- NZD/USD is edging higher after closing in green on Monday.
- USD struggles to find demand as risk flows continue to dominate the markets.
- Investors await Consumer Confidence and New Home Sales data from US.
The NZD/USD pair managed to close the first day of the week in the positive territory and continued to push higher during the first half of the day on Tuesday. After touching a fresh daily high of 0.7241, however, the pair seems to have gone into a consolidation phase and was last seen gaining 0.23% on the day at 0.7230.
USD selloff continues on Tuesday
The broad-based selling pressure surrounding the greenback allowed NZD/USD to gain traction at the start of the week. In the absence of significant fundamental drivers, the risk-positive market environment made it hard for the USD to attract investors.
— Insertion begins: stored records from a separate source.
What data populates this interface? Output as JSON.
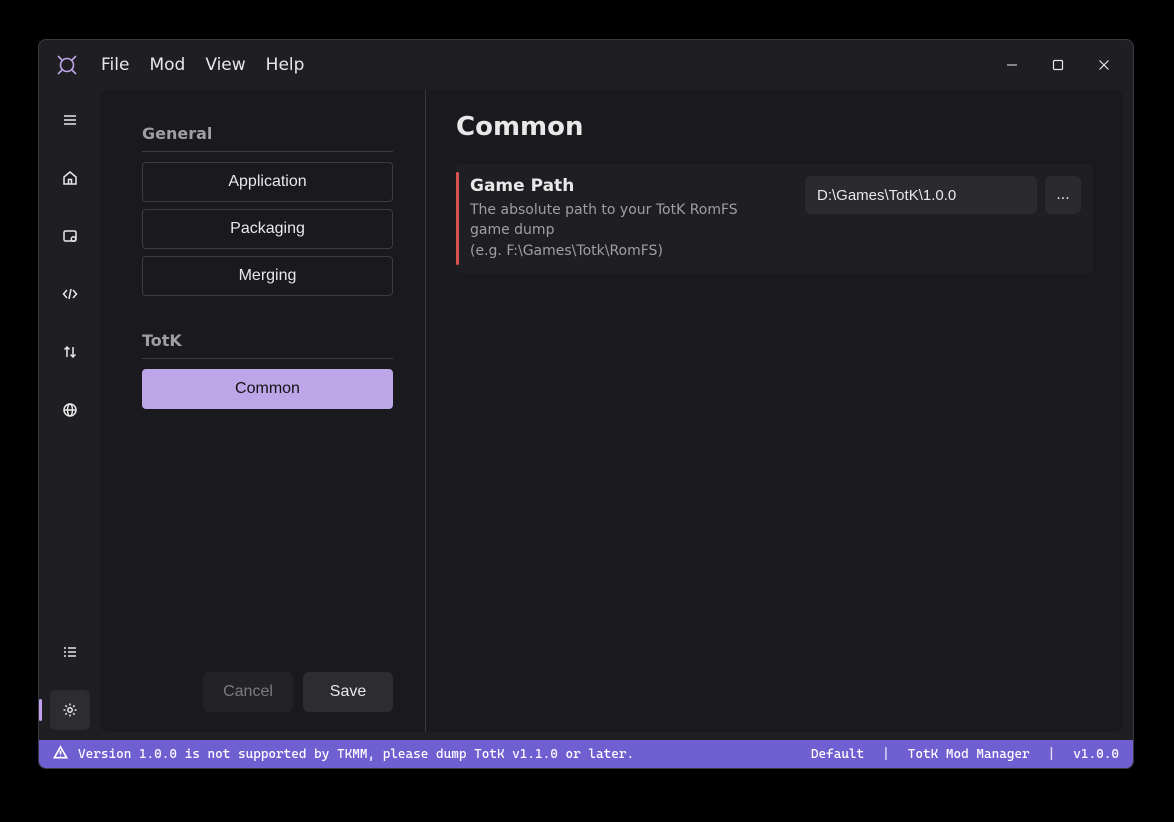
{
  "menubar": {
    "items": [
      "File",
      "Mod",
      "View",
      "Help"
    ]
  },
  "rail": {
    "icons": [
      "menu",
      "home",
      "package",
      "code",
      "updown",
      "globe"
    ],
    "bottom_icons": [
      "list",
      "settings"
    ],
    "active": "settings"
  },
  "settings": {
    "groups": [
      {
        "title": "General",
        "items": [
          "Application",
          "Packaging",
          "Merging"
        ]
      },
      {
        "title": "TotK",
        "items": [
          "Common"
        ]
      }
    ],
    "selected": "Common",
    "actions": {
      "cancel": "Cancel",
      "save": "Save"
    }
  },
  "content": {
    "heading": "Common",
    "game_path": {
      "title": "Game Path",
      "desc_line1": "The absolute path to your TotK RomFS game dump",
      "desc_line2": "(e.g. F:\\Games\\Totk\\RomFS)",
      "value": "D:\\Games\\TotK\\1.0.0",
      "browse_label": "..."
    }
  },
  "statusbar": {
    "message": "Version 1.0.0 is not supported by TKMM, please dump TotK v1.1.0 or later.",
    "profile": "Default",
    "app_name": "TotK Mod Manager",
    "version": "v1.0.0"
  }
}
The US Dollar Index lost (DXY) 0.21% on Monday and extended its slide to a fresh multi-month low of 89.53 on Tuesday. At the moment, the DXY is down 0.2% at 89.66.
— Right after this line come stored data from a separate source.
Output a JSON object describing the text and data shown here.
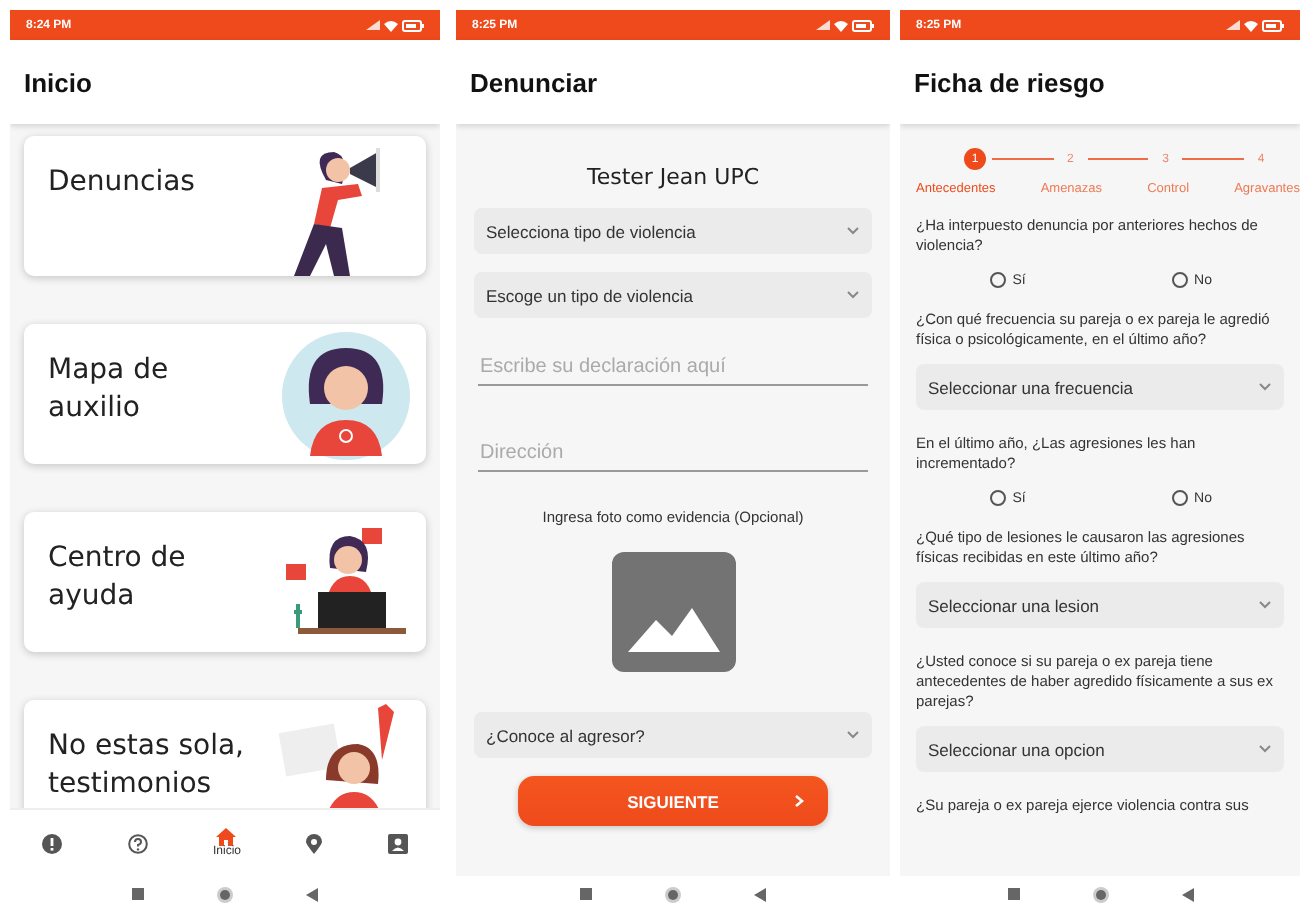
{
  "home": {
    "status_bar": {
      "time": "8:24 PM"
    },
    "title": "Inicio",
    "cards": [
      {
        "label": "Denuncias"
      },
      {
        "label": "Mapa de auxilio"
      },
      {
        "label": "Centro de ayuda"
      },
      {
        "label": "No estas sola, testimonios"
      }
    ],
    "nav": [
      {
        "kind": "info",
        "selected": false
      },
      {
        "kind": "help",
        "selected": false
      },
      {
        "kind": "home",
        "label": "Inicio",
        "selected": true
      },
      {
        "kind": "location",
        "selected": false
      },
      {
        "kind": "contact",
        "selected": false
      }
    ]
  },
  "report": {
    "status_bar": {
      "time": "8:25 PM"
    },
    "title": "Denunciar",
    "user_name": "Tester Jean UPC",
    "fields": [
      {
        "kind": "select",
        "value": "Selecciona tipo de violencia"
      },
      {
        "kind": "select",
        "value": "Escoge un tipo de violencia"
      },
      {
        "kind": "text",
        "placeholder": "Escribe su declaración aquí"
      },
      {
        "kind": "text",
        "placeholder": "Dirección"
      },
      {
        "kind": "photo",
        "label": "Ingresa foto como evidencia (Opcional)"
      },
      {
        "kind": "select",
        "value": "¿Conoce al agresor?"
      }
    ],
    "button": "SIGUIENTE"
  },
  "risk_form": {
    "status_bar": {
      "time": "8:25 PM"
    },
    "title": "Ficha de riesgo",
    "steps": [
      {
        "number": "1",
        "label": "Antecedentes",
        "selected": true
      },
      {
        "number": "2",
        "label": "Amenazas",
        "selected": false
      },
      {
        "number": "3",
        "label": "Control",
        "selected": false
      },
      {
        "number": "4",
        "label": "Agravantes",
        "selected": false
      }
    ],
    "questions": [
      {
        "kind": "radio",
        "question": "¿Ha interpuesto denuncia por anteriores hechos de violencia?",
        "options": [
          {
            "label": "Sí",
            "selected": false
          },
          {
            "label": "No",
            "selected": false
          }
        ]
      },
      {
        "kind": "select",
        "question": "¿Con qué frecuencia su pareja o ex pareja le agredió física o psicológicamente, en el último año?",
        "value": "Seleccionar una frecuencia"
      },
      {
        "kind": "radio",
        "question": "En el último año, ¿Las agresiones les han incrementado?",
        "options": [
          {
            "label": "Sí",
            "selected": false
          },
          {
            "label": "No",
            "selected": false
          }
        ]
      },
      {
        "kind": "select",
        "question": "¿Qué tipo de lesiones le causaron las agresiones físicas recibidas en este último año?",
        "value": "Seleccionar una lesion"
      },
      {
        "kind": "select",
        "question": "¿Usted conoce si su pareja o ex pareja tiene antecedentes de haber agredido físicamente a sus ex parejas?",
        "value": "Seleccionar una opcion"
      },
      {
        "kind": "text",
        "question": "¿Su pareja o ex pareja ejerce violencia contra sus"
      }
    ]
  }
}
In the meantime, the S&P Futures are up 0.3% on the day and the Nasdaq Futures are rising 0.45, suggesting risk flows are likely to force the USD to stay on the back foot in the second half of the day.
Later in the session, the Conference Board’s Consumer Confidence report and New Home Sales data will be featured in the US economic docket.
On Wednesday, the Reserve Bank of New Zealand will announce its Interest Rate Decision and release the Monetary Policy Statement during the Asian session.